Quelques dates sur les bâtiments de la Bayard Argentanaise
 
1952 – Commencement des travaux de reconstruction des bâtiments de la Bayard. Avant la guerre, ils étaient situés au 62, Rue de la République.
Reconstruction d’une salle de spectacle avec une salle de réunions, d’un gymnase avec ses vestiaires, douches, wc, d’un pavillon pour le gardiennage et d’un terrain de basket, tout cela à l’emplacement d’une ancienne scierie Ets Geffroy, au 65/67, rue de la République. Le financement a été effectué par les dommages de guerre et un complément par une participation de la paroisse, à l’époque dirigée par Monseigneur Ratier.
 
1954 – La reconstruction est terminée, les sportifs prennent possession des lieux, Le gymnase par la gymnastique qui auparavant faisait son entraînement dans un hall de casernement, à la caserne Molitor, dans des conditions précaires, pas de vestiaire, ni douche, ni chauffage.
Le basket se pratiquait sur un terrain en escarbille, derrière l’Edf, route d’Urou, et retrouva la forme sur un terrain bitumé.
Le Pavillon fut attribué à Mr et Mme Jidouard, qui assurèrent l’entretien, la surveillance, l’ouverture des salles, en plus de leurs fonctions de moniteur/monitrice bénévoles, bien sûr, et de leurs obligations professionnelles.
Le seul problème, le gymnase n’était pas pourvu de chauffage, mais on avait l’habitude, on faisait avec.
 
9 Mai 1954 – Ouverture du cinéma « La Bayard » direction assurée par Mr et Mme Leménager. Le premier film fut « Ivanhoé ». Le premier opérateur fut Christian Chappé, A l’époque les appareils n’étaient pas automatisés, il fallait rembobiner les films manuellement.
 
1970 – Réfection du sol du gymnase qui est devenu indispensable, il était en bitume et du fait qu’il avait été réalisé sur un sol non stable à cause de la sciure (ancienne scierie Geffroy), il y avait beaucoup de bosses et devenait presque impraticable. Un sol en béton a été effectué par l’entreprise Ghizzo qui n’a pas ménagé sa peine après avoir enlevé plusieurs camions de sciure décomposée.
 
1974/1975 – Construction d’un complexe (Entreprise Le Bollé), rue de la Poterie, avec plusieurs classes pour l’Ecole Notre Dame et en sous-sol une salle de Sports pour La Bayard pour héberger le basket, le hand-ball, le patin sur roulettes, la musculation, etc. et bien sûr, les activités sportives scolaires.
 
1978 – Construction d’une salle de tennis de table au-dessus du gymnase, subventionnée par l’AIS. On a profité de cette construction pour mettre le chauffage et l’adapter pour servir les deux salles par un système directionnel manuel.

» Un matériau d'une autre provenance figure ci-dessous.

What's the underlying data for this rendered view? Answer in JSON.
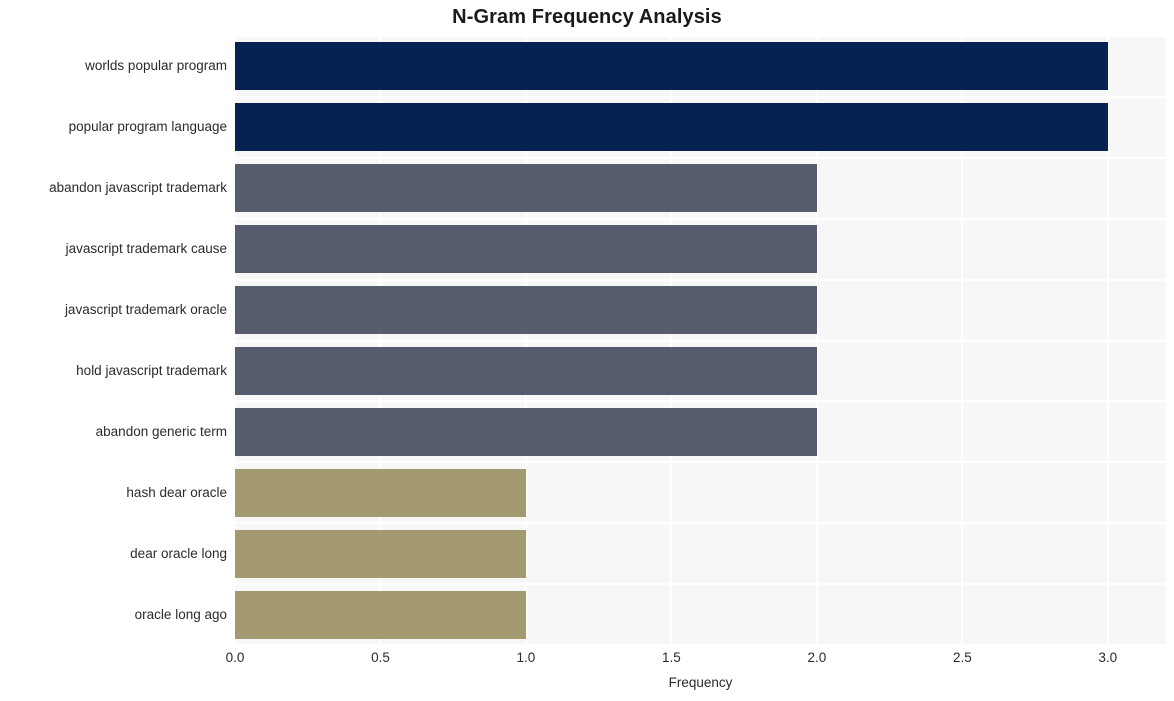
{
  "chart_data": {
    "type": "bar",
    "orientation": "horizontal",
    "title": "N-Gram Frequency Analysis",
    "xlabel": "Frequency",
    "ylabel": "",
    "xlim": [
      0.0,
      3.2
    ],
    "xticks": [
      "0.0",
      "0.5",
      "1.0",
      "1.5",
      "2.0",
      "2.5",
      "3.0"
    ],
    "xtick_values": [
      0.0,
      0.5,
      1.0,
      1.5,
      2.0,
      2.5,
      3.0
    ],
    "grid": true,
    "legend": "none",
    "categories": [
      "worlds popular program",
      "popular program language",
      "abandon javascript trademark",
      "javascript trademark cause",
      "javascript trademark oracle",
      "hold javascript trademark",
      "abandon generic term",
      "hash dear oracle",
      "dear oracle long",
      "oracle long ago"
    ],
    "values": [
      3,
      3,
      2,
      2,
      2,
      2,
      2,
      1,
      1,
      1
    ],
    "bar_colors": [
      "#042352",
      "#042352",
      "#565c6e",
      "#565c6e",
      "#565c6e",
      "#565c6e",
      "#565c6e",
      "#a39a71",
      "#a39a71",
      "#a39a71"
    ],
    "plot_background": "#f7f7f7",
    "gridline_color": "#ffffff",
    "figure_background": "#ffffff",
    "text_color": "#2b2b2b"
  }
}
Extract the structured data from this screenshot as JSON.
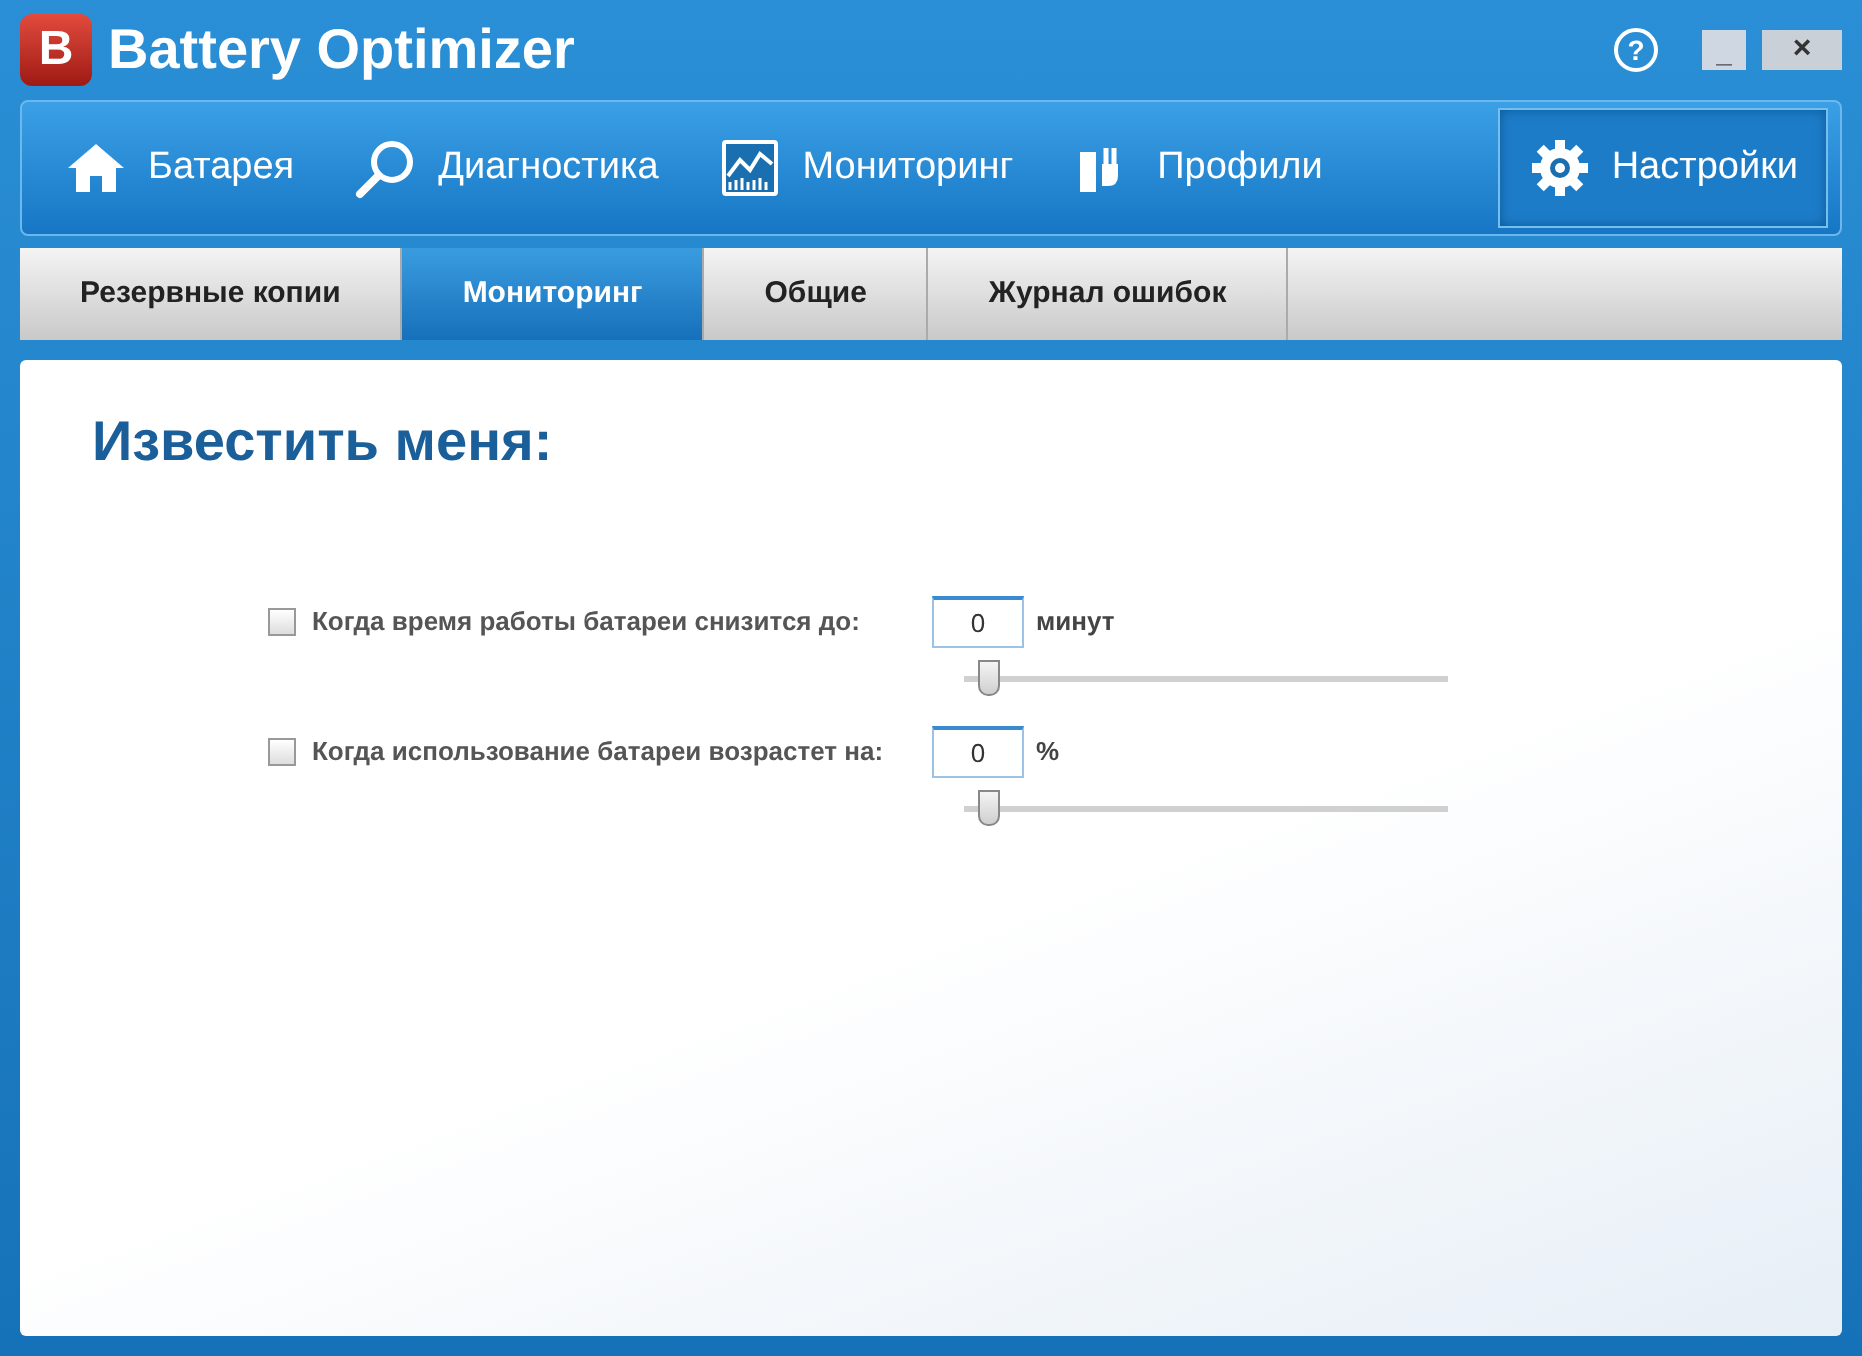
{
  "window": {
    "logo": "B",
    "title": "Battery Optimizer",
    "help": "?",
    "minimize": "_",
    "close": "×"
  },
  "nav": [
    {
      "kind": "home",
      "label": "Батарея",
      "selected": false
    },
    {
      "kind": "search",
      "label": "Диагностика",
      "selected": false
    },
    {
      "kind": "chart",
      "label": "Мониторинг",
      "selected": false
    },
    {
      "kind": "plug",
      "label": "Профили",
      "selected": false
    },
    {
      "kind": "gear",
      "label": "Настройки",
      "selected": true
    }
  ],
  "subtabs": [
    {
      "label": "Резервные копии",
      "selected": false
    },
    {
      "label": "Мониторинг",
      "selected": true
    },
    {
      "label": "Общие",
      "selected": false
    },
    {
      "label": "Журнал ошибок",
      "selected": false
    }
  ],
  "heading": "Известить меня:",
  "settings": [
    {
      "label": "Когда время работы батареи снизится до:",
      "checked": false,
      "value": "0",
      "unit": "минут",
      "level": 0.05
    },
    {
      "label": "Когда использование батареи возрастет на:",
      "checked": false,
      "value": "0",
      "unit": "%",
      "level": 0.05
    }
  ]
}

Satisfaction de tous pour ce confort.
Donc le tennis de table prend possession de cette salle qui va redynamiser l’activité. Des améliorations vont être effectuées par les bénévoles, l’apport d’un foyer sympa.
Après la guerre le tennis de table opérait dans le casernement à Molitor au 1er étage, au-dessus de la gym, il jouait en national, mais il a fallu déménager à cause de servitudes imposées par la ville, là le tennis de table se trouve complètement démuni et échoue rue de la Poterie, dans les salles Marguerite de Lorraine, là ce fut des années difficiles jusqu’en 1978.
 
1980 – Fermeture du cinéma « La Bayard ». La concurrence étant très vive et notre forme de cinéma familiale n’étant plus au goût du jour, non évolutif, nous avons dû fermer afin d’éviter une catastrophe financière, mais ce n’est pas sans avoir chercher de solutions.
La salle de cinéma fut reprise par la Ville pour différentes activités.
 
1998 – Un ensemble sportif s’est construit, « Salle Pelchat » où un espace tennis de table est réservé pour les associations pratiquantes. La Bayard intègre ce lieu, ce qui favorise l’essor de cette activité que l’on connaît aujourd’hui.
La Salle de tennis de table de la Bayard devient disponible, elle est attribuée à la Gymnastique, ce qui lui permet de placer un praticable d’évolution.
 
 2012 – Les problèmes pressentis arrivent, suppression d’une subvention pour l’entretien des bâtiments. Ils deviennent inadaptés par les nouvelles normes imposées et surtout par l’évolution des activités, nous n’avons pas les moyens de subvenir, faute de crédit. Ces locaux sont donc repris par l’association immobilière de Sées. Un accord avec la Ville intervient pour reclassés les activités de la Bayard dans la future salle omnisports
 
2014 – Différentes activités de la Bayard (Badminton, gymnastique Filles et garçons, basket) se transportent donc dans la nouvelle salle omnisports appelée « André Jidouard ». Reste à héberger la musculation/haltérophilie.
 
2015 – fin août, la musculation/Haltérophilie intègre une nouvelle salle mise à la disposition par la ville dans l’ancienne salle des ventes, rue Georges Meheudin.
 
2017 – Octobre/novembre. Démolition des Bâtiments de la Bayard Argentanaise.


                     

Quelques commentaires

#bayard

La destruction de l'ancienne salle de la Bayard (qui deviendra un parking pour l'hôpital) fait remonter des souvenirs à beaucoup d'Argentanais : « c'est toute une partie de mon enfance qui part en poussière », regrette Tantine El Bambina sur notre page Facebook. Vin d'honneur lors d'un mariage, passage du Code de la route, soirées cinéma, galas de gym dans les années 70... Les souvenirs défilent pendant que les pierres tombent. Assurément une page de l'histoire de la ville se tourne.


 

Je me souviens du ciné et de la salle de la Bayard...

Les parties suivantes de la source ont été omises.